Primary key fingerprint: 062B 4DAF 06F8 61CD 2E71 E40B 8EAA A8A8 F1AA DDE6
Anything else, and you should not use the release.
A good package and release system, like Docker Index/Registry should build these verifications in automatically. A tool like Quay can host pub keys, and can automatically sign images. The Docker Index API can be extended slightly to support fetching the signature. Docker itself could be extended to support "verified" mode, where it refuses to run images that don't have a signature, or fail key verification from a trusted set of keys.
(1) Who pays the bills for the public registry (docker.io) and why?
(2) Is there a future possibility similar to how so many Ruby projects fall down when GitHub goes down due to not 'pit-of-success-ing'[1] a copy of everything locally?
Part of HN's convention, especially since there are often more than one link, is to use end-noted links rather than inline ones. This makes the prose easier to read, and still makes it easy to identify and annotate the importance of links.
I suppose it's to make it clear where links go, and discourage trolling... but browsers failing to show you where links go is a failing of browser chrome, and people who are concerned about that can install extensions that make link destinations more obvious.
1. a Docker registry is like (or maybe just is) an S3 bucket: a dumb, private object-store.
2. A docker index is a database-backed web service with a REST API, that clients talk to.
3. The web service can generate temporary tokens that let you GET things from, and PUT things in, the bucket.
4. The web service's database has a model of an image "project" similar to a Git repository: version history, branches, and other metadata.
5. The bucket contains the image repository's "object pool." Just like git, when you pull a branch, the client downloads all the "objects" required to check out that branch.
Remember the registry deals with the actual data, and delegates auth and other stuff to an index. The docker-registry has a dummy implementation of an index that has no notion of authentication or authorization, so anything you push to your private registry is really public if you don't secure it with some other method.

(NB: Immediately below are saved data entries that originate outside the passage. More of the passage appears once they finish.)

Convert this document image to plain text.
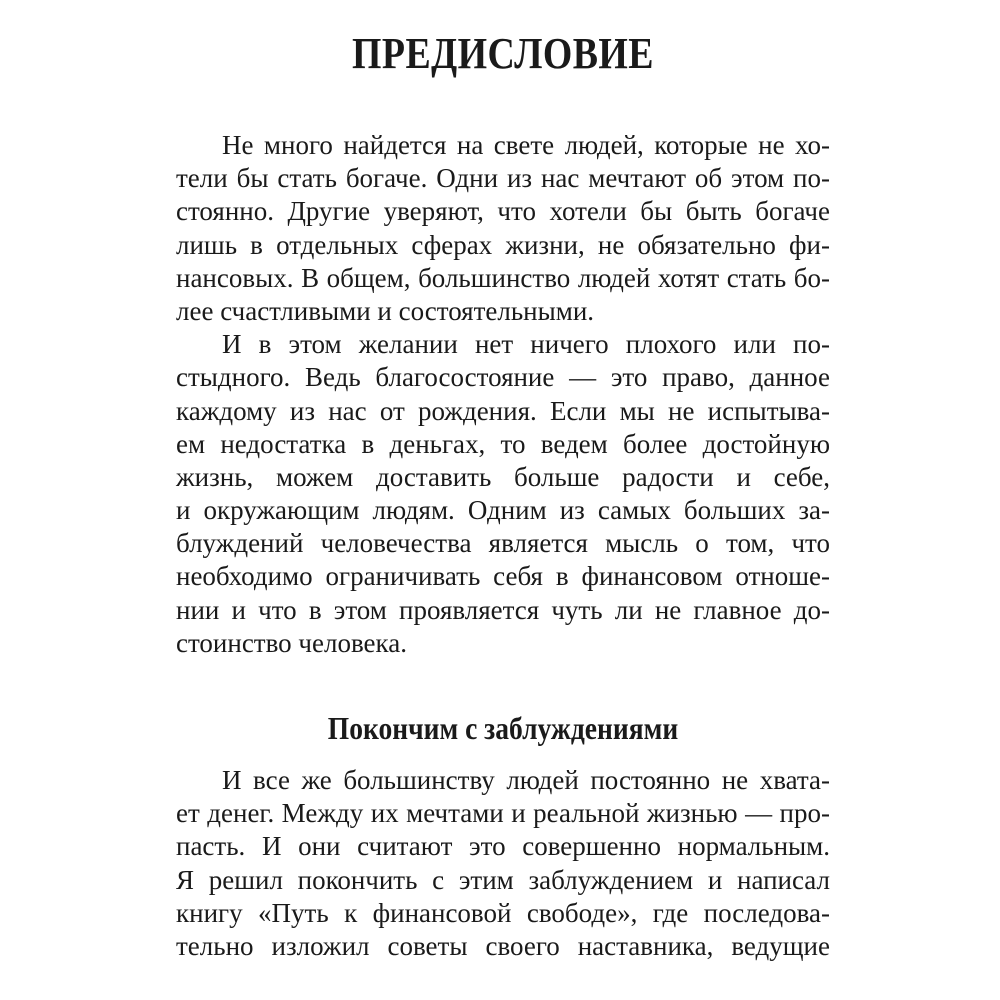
ПРЕДИСЛОВИЕ
Не много найдется на свете людей, которые не хо-
тели бы стать богаче. Одни из нас мечтают об этом по-
стоянно. Другие уверяют, что хотели бы быть богаче
лишь в отдельных сферах жизни, не обязательно фи-
нансовых. В общем, большинство людей хотят стать бо-
лее счастливыми и состоятельными.
И в этом желании нет ничего плохого или по-
стыдного. Ведь благосостояние — это право, данное
каждому из нас от рождения. Если мы не испытыва-
ем недостатка в деньгах, то ведем более достойную
жизнь, можем доставить больше радости и себе,
и окружающим людям. Одним из самых больших за-
блуждений человечества является мысль о том, что
необходимо ограничивать себя в финансовом отноше-
нии и что в этом проявляется чуть ли не главное до-
стоинство человека.
Покончим с заблуждениями
И все же большинству людей постоянно не хвата-
ет денег. Между их мечтами и реальной жизнью — про-
пасть. И они считают это совершенно нормальным.
Я решил покончить с этим заблуждением и написал
книгу «Путь к финансовой свободе», где последова-
тельно изложил советы своего наставника, ведущие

For me, I wanted to have a real private registry with access control limited to my team. It turned out to not be too difficult to make our own registry+index implementation that is private by default. It has a basic web interface too. I've open sourced development of it https://github.com/jimrhoskins/stevedore . It's still really rough, especially on the web interface stuff, but for push/pull operations with required authentication, it does the job now.
You can fork the registry code [1]. We work in a regulated industry (healthcare) and need excellent access controls and auditing/logging. Forking the registry and rolling our own is possible, but not something we want to spend time on. So we looked around for private registries. We went with Quay [2] and have been really happy. They're responsive, performant, and on top of enterprise-level requirements.

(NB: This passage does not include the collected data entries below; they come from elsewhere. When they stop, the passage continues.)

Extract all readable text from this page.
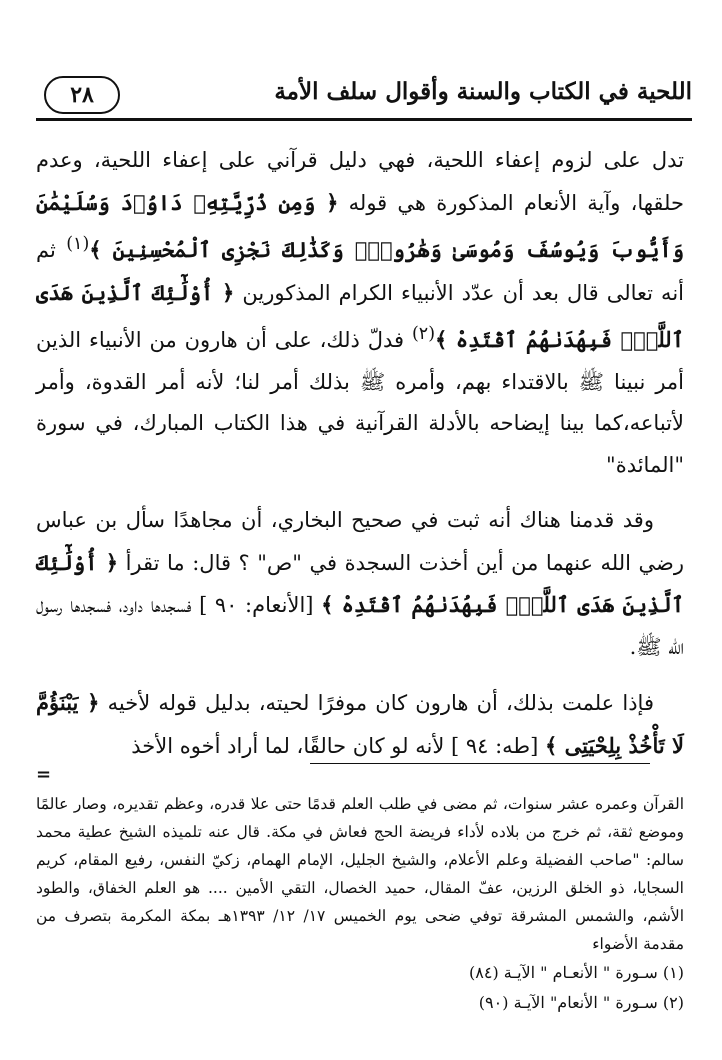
اللحية في الكتاب والسنة وأقوال سلف الأمة
٢٨

تدل على لزوم إعفاء اللحية، فهي دليل قرآني على إعفاء اللحية، وعدم حلقها، وآية الأنعام المذكورة هي قوله ﴿ وَمِن ذُرِّيَّتِهِۦ دَاوُۥدَ وَسُلَيْمَٰنَ وَأَيُّوبَ وَيُوسُفَ وَمُوسَىٰ وَهَٰرُونَۚ وَكَذَٰلِكَ نَجْزِى ٱلْمُحْسِنِينَ ﴾$^{(١)}$ ثم أنه تعالى قال بعد أن عدّد الأنبياء الكرام المذكورين ﴿ أُوْلَٰٓئِكَ ٱلَّذِينَ هَدَى ٱللَّهُۖ فَبِهُدَىٰهُمُ ٱقْتَدِهْ ﴾$^{(٢)}$ فدلّ ذلك، على أن هارون من الأنبياء الذين أمر نبينا ﷺ بالاقتداء بهم، وأمره ﷺ بذلك أمر لنا؛ لأنه أمر القدوة، وأمر لأتباعه،كما بينا إيضاحه بالأدلة القرآنية في هذا الكتاب المبارك، في سورة "المائدة"

وقد قدمنا هناك أنه ثبت في صحيح البخاري، أن مجاهدًا سأل بن عباس رضي الله عنهما من أين أخذت السجدة في "ص" ؟ قال: ما تقرأ ﴿ أُوْلَٰٓئِكَ ٱلَّذِينَ هَدَى ٱللَّهُۖ فَبِهُدَىٰهُمُ ٱقْتَدِهْ ﴾ [الأنعام: ٩٠ ] فسجدها داود، فسجدها رسول الله ﷺ.

فإذا علمت بذلك، أن هارون كان موفرًا لحيته، بدليل قوله لأخيه ﴿ يَبْنَؤُمَّ لَا تَأْخُذْ بِلِحْيَتِى ﴾ [طه: ٩٤ ] لأنه لو كان حالقًا، لما أراد أخوه الأخذ

=

القرآن وعمره عشر سنوات، ثم مضى في طلب العلم قدمًا حتى علا قدره، وعظم تقديره، وصار عالمًا وموضع ثقة، ثم خرج من بلاده لأداء فريضة الحج فعاش في مكة. قال عنه تلميذه الشيخ عطية محمد سالم: "صاحب الفضيلة وعلم الأعلام، والشيخ الجليل، الإمام الهمام، زكيّ النفس، رفيع المقام، كريم السجايا، ذو الخلق الرزين، عفّ المقال، حميد الخصال، التقي الأمين .... هو العلم الخفاق، والطود الأشم، والشمس المشرقة توفي ضحى يوم الخميس ١٧/ ١٢/ ١٣٩٣هـ بمكة المكرمة بتصرف من مقدمة الأضواء

(١) سـورة " الأنعـام " الآيـة (٨٤)

(٢) سـورة " الأنعام" الآيـة (٩٠)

I've started using quay.io to store my docker images. I have not used the service heavily (because I'm still building out my Dockerfiles), but what I have used has been great.

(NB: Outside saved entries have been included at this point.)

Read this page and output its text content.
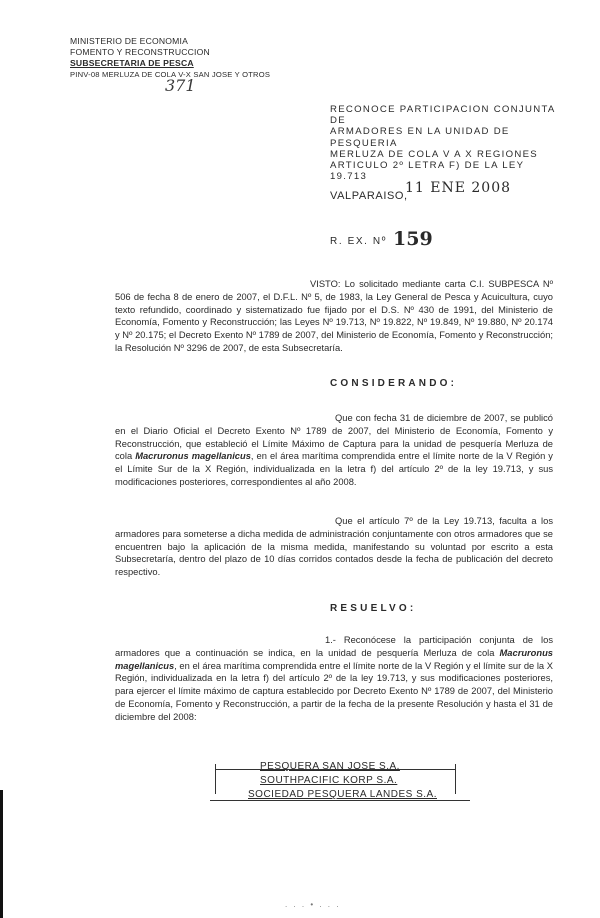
MINISTERIO DE ECONOMIA
FOMENTO Y RECONSTRUCCION
SUBSECRETARIA DE PESCA
PINV-08 MERLUZA DE COLA V-X SAN JOSE Y OTROS
371
RECONOCE PARTICIPACION CONJUNTA DE
ARMADORES EN LA UNIDAD DE PESQUERIA
MERLUZA DE COLA V A X REGIONES
ARTICULO 2º LETRA F) DE LA LEY 19.713
VALPARAISO,
11 ENE 2008
R. EX. Nº 159

VISTO: Lo solicitado mediante carta C.I. SUBPESCA Nº 506 de fecha 8 de enero de 2007, el D.F.L. Nº 5, de 1983, la Ley General de Pesca y Acuicultura, cuyo texto refundido, coordinado y sistematizado fue fijado por el D.S. Nº 430 de 1991, del Ministerio de Economía, Fomento y Reconstrucción; las Leyes Nº 19.713, Nº 19.822, Nº 19.849, Nº 19.880, Nº 20.174 y Nº 20.175; el Decreto Exento Nº 1789 de 2007, del Ministerio de Economía, Fomento y Reconstrucción; la Resolución Nº 3296 de 2007, de esta Subsecretaría.

CONSIDERANDO:

Que con fecha 31 de diciembre de 2007, se publicó en el Diario Oficial el Decreto Exento Nº 1789 de 2007, del Ministerio de Economía, Fomento y Reconstrucción, que estableció el Límite Máximo de Captura para la unidad de pesquería Merluza de cola Macruronus magellanicus, en el área marítima comprendida entre el límite norte de la V Región y el Límite Sur de la X Región, individualizada en la letra f) del artículo 2º de la ley 19.713, y sus modificaciones posteriores, correspondientes al año 2008.

Que el artículo 7º de la Ley 19.713, faculta a los armadores para someterse a dicha medida de administración conjuntamente con otros armadores que se encuentren bajo la aplicación de la misma medida, manifestando su voluntad por escrito a esta Subsecretaría, dentro del plazo de 10 días corridos contados desde la fecha de publicación del decreto respectivo.

RESUELVO:

1.- Reconócese la participación conjunta de los armadores que a continuación se indica, en la unidad de pesquería Merluza de cola Macruronus magellanicus, en el área marítima comprendida entre el límite norte de la V Región y el límite sur de la X Región, individualizada en la letra f) del artículo 2º de la ley 19.713, y sus modificaciones posteriores, para ejercer el límite máximo de captura establecido por Decreto Exento Nº 1789 de 2007, del Ministerio de Economía, Fomento y Reconstrucción, a partir de la fecha de la presente Resolución y hasta el 31 de diciembre del 2008:

PESQUERA SAN JOSE S.A.
SOUTHPACIFIC KORP S.A.
SOCIEDAD PESQUERA LANDES S.A.
. . . • . . .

Docker.io is great to use to store images, unless you don't want them public. I have proprietary apps loaded on my images so making them public is not an option.
So far Docker is set to solve my scalability problem that i've been seeking for the past year. Since VMs are not ideal, I start with a farm of bare ubuntu servers and scale out to VM's in the cloud if needed. With Docker I can configure once and deploy to all of these nodes no matter how they were built. I stopped using Chef when I realized I could accomplish my goals with a fraction of the complexity and effort.
Great writeup. I always appreciate somebody else doing a down-to-earth overview of something complicated. This post makes me wonder if some sort of flowchart or UML diagram of the docker system components wouldn't be a useful thing.
That said, we love the Docker ecosystem and way of doing things. A sibling comment mentioned how complicated Docker is, but I think when you realize that they are trying to offer DVCS like features and paradigms, you will realize that it is complicated for a reason. We all thought git was complicated at first as well.